Keynote Questions (a) (The five conic problem) Given five general plane conics C 1 , …, C 5 ⊂ ℙ 2 , how many smooth conics C ⊂ ℙ 2 are tangent to all five? (Answer on page 308.) (b) Given 11 general points p 1 ,…, p 11 ϵ ℙ 2 in the plane, how many rational quartic curves C ⊂ ℙ 2 contain them all? (Answer on page 321.) All the applications of intersection theory to enumerative geometry exploit the fact that interesting classes of algebraic varieties—lines, hypersurfaces and so on—are themselves parametrized by the points of an algebraic variety, the parameter space , and our efforts have all been toward counting intersections on these spaces.

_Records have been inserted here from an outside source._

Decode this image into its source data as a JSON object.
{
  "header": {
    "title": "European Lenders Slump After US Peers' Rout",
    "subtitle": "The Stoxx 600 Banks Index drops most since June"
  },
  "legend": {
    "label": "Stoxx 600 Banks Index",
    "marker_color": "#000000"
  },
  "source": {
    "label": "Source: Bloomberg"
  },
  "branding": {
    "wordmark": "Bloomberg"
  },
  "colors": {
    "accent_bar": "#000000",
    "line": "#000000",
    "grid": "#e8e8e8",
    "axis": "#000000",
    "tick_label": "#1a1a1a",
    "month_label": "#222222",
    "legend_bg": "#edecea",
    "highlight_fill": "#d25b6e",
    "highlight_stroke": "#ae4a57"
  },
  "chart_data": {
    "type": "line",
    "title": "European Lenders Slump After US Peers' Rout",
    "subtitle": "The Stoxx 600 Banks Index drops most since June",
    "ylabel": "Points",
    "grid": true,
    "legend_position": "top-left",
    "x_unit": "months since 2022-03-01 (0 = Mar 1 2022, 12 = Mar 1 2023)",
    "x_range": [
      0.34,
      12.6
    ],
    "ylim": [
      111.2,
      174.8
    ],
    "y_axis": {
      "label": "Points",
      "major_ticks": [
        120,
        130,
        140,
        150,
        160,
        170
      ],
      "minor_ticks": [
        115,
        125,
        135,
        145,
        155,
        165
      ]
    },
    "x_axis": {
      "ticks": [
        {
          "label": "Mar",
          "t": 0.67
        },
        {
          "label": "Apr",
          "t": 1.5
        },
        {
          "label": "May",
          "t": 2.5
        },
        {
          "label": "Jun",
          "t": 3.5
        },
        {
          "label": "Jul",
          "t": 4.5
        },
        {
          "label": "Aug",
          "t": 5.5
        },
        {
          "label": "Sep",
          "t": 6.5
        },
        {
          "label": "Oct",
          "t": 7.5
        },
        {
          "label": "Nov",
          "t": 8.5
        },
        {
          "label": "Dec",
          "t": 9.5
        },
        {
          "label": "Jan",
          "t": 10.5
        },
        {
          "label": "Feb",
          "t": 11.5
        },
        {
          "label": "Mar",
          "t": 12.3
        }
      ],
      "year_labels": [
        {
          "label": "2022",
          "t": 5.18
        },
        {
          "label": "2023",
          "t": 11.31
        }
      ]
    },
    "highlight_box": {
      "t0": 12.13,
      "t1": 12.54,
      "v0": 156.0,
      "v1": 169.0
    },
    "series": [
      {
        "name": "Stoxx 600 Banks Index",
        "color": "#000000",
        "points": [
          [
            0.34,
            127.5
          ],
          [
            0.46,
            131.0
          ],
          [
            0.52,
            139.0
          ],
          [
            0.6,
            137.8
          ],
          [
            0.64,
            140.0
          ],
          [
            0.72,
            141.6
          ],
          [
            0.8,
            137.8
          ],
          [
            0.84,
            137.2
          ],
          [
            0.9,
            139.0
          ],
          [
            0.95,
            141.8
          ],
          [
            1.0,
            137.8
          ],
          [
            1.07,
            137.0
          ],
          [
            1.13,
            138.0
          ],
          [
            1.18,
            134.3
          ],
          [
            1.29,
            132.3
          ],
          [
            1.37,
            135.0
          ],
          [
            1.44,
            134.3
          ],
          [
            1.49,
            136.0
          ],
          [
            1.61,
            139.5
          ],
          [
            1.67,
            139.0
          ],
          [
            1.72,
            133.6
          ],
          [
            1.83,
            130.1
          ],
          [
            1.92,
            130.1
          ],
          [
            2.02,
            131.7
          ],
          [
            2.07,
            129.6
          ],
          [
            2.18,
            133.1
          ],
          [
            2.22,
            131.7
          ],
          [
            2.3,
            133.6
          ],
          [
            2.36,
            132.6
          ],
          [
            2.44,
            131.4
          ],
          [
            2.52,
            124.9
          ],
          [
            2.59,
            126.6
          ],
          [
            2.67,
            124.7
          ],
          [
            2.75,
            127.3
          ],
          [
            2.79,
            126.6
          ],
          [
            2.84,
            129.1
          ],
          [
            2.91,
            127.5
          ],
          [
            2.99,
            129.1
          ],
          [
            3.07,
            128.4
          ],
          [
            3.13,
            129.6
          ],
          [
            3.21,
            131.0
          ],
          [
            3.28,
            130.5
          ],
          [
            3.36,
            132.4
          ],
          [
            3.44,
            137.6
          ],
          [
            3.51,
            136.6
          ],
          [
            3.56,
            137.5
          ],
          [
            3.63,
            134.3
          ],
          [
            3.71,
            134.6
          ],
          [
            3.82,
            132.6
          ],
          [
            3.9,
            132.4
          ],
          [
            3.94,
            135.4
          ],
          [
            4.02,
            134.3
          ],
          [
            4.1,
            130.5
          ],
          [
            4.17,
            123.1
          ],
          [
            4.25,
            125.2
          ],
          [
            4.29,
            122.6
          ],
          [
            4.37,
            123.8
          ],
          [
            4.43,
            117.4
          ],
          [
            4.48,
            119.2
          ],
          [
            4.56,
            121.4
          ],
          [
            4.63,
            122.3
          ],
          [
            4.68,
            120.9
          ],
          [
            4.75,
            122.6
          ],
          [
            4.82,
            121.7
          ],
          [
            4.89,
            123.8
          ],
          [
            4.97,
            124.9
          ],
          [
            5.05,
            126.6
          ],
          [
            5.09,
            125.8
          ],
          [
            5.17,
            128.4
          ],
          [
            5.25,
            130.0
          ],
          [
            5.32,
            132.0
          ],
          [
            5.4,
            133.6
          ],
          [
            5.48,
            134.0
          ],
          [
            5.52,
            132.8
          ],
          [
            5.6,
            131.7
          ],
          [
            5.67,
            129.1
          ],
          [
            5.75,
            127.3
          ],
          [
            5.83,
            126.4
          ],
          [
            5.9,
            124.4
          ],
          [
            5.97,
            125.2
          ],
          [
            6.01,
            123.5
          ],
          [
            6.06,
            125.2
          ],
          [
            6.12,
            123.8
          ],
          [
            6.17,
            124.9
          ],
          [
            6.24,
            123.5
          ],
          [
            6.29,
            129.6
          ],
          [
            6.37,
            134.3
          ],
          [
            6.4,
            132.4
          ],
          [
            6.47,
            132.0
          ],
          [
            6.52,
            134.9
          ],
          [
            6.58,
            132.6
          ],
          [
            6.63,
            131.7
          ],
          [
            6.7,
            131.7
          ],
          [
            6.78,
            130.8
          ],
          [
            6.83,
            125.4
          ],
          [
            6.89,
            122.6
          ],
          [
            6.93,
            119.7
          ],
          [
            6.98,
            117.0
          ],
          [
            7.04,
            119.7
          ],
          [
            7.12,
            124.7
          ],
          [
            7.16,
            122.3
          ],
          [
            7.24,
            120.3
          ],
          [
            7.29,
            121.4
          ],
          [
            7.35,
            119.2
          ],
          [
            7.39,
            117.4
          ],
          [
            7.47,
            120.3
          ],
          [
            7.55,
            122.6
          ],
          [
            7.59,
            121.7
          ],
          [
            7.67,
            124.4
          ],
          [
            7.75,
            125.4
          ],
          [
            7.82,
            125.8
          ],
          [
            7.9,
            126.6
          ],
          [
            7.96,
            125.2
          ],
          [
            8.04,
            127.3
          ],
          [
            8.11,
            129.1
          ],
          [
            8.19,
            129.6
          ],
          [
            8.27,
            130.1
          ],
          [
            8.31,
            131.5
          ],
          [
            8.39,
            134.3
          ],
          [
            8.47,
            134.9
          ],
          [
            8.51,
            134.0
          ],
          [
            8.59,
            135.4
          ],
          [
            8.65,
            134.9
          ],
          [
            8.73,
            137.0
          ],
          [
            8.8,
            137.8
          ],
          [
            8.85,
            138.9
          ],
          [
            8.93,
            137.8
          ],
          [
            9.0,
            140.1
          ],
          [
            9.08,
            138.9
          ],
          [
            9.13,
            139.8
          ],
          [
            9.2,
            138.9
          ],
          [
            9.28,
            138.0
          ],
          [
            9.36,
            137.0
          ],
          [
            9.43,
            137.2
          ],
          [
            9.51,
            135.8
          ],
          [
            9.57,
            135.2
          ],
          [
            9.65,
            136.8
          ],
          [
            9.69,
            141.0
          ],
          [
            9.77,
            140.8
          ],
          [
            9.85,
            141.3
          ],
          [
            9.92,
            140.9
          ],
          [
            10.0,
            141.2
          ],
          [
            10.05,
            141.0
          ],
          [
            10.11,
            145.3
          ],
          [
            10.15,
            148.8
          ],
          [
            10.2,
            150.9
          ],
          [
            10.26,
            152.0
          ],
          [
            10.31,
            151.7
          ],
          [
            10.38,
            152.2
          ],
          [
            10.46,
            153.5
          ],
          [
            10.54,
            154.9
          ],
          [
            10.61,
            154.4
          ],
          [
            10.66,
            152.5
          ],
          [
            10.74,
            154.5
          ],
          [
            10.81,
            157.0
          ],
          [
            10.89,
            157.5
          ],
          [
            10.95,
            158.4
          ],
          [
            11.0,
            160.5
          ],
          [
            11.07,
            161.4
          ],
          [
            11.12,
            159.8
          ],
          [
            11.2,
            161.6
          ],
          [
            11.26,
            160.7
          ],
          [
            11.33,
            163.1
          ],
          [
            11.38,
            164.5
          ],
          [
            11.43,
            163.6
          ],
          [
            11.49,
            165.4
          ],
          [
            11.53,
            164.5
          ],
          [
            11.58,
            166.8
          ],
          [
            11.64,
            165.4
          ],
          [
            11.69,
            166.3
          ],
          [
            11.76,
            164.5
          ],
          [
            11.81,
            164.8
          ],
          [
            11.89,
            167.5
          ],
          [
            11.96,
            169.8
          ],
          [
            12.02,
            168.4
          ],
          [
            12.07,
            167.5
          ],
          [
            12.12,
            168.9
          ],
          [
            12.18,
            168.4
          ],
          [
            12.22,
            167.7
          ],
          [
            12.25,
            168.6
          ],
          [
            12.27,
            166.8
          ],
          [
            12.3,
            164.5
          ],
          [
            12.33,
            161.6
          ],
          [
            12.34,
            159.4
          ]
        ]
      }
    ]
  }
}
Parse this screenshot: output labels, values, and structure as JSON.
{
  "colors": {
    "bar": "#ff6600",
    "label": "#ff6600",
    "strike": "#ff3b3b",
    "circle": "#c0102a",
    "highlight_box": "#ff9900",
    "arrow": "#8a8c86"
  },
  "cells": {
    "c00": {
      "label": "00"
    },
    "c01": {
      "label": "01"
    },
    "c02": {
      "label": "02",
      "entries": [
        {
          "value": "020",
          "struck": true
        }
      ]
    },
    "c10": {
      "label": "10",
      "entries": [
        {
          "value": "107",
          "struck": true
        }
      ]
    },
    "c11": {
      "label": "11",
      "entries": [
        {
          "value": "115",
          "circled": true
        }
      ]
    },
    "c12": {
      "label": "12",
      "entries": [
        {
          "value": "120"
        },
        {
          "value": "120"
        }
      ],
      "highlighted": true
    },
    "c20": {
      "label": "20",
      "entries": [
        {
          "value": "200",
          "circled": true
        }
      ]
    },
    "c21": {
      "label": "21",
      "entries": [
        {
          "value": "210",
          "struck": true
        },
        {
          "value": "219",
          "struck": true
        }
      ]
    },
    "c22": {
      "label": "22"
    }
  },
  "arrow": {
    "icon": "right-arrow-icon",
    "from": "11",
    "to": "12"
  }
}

But to use intersection theory to count something, the parameter space must be projective (or at least proper) so that we have a degree map, as defined in Chapter 1. In the first case we treated in this book, that of the family of planes of a certain dimension in projective space, the natural parameter space was the Grassmannian, and the fact that it is projective is what makes the Schubert calculus so useful for enumeration. When we studied the questions about linear spaces on hypersurfaces, we were similarly concerned with parameter spaces that were projective—the Grassmannian ( k,n ) and, in connection with questions involving families of hypersurfaces, the projective space ℙ N of hypersurfaces itself. These spaces have an additional feature of importance: a universal family of the geometric objects we are studying, or (amounting to the same thing) the property of representing a functor we understand. This property is useful in many ways, first of all for understanding tangent spaces, and thus transversality questions. In many interesting cases, however, the “natural” parameter space for a problem is not projective. To use the tools of intersection theory to count something, we must add points to the parameter space to complete it to a projective (or at least proper) variety. It is customary to call these new points the boundary , although this is not a topological boundary in any ordinary sense—the boundary points may look like any other point of the space—and (more reasonably) to call the enlarged space a compactification of the original space.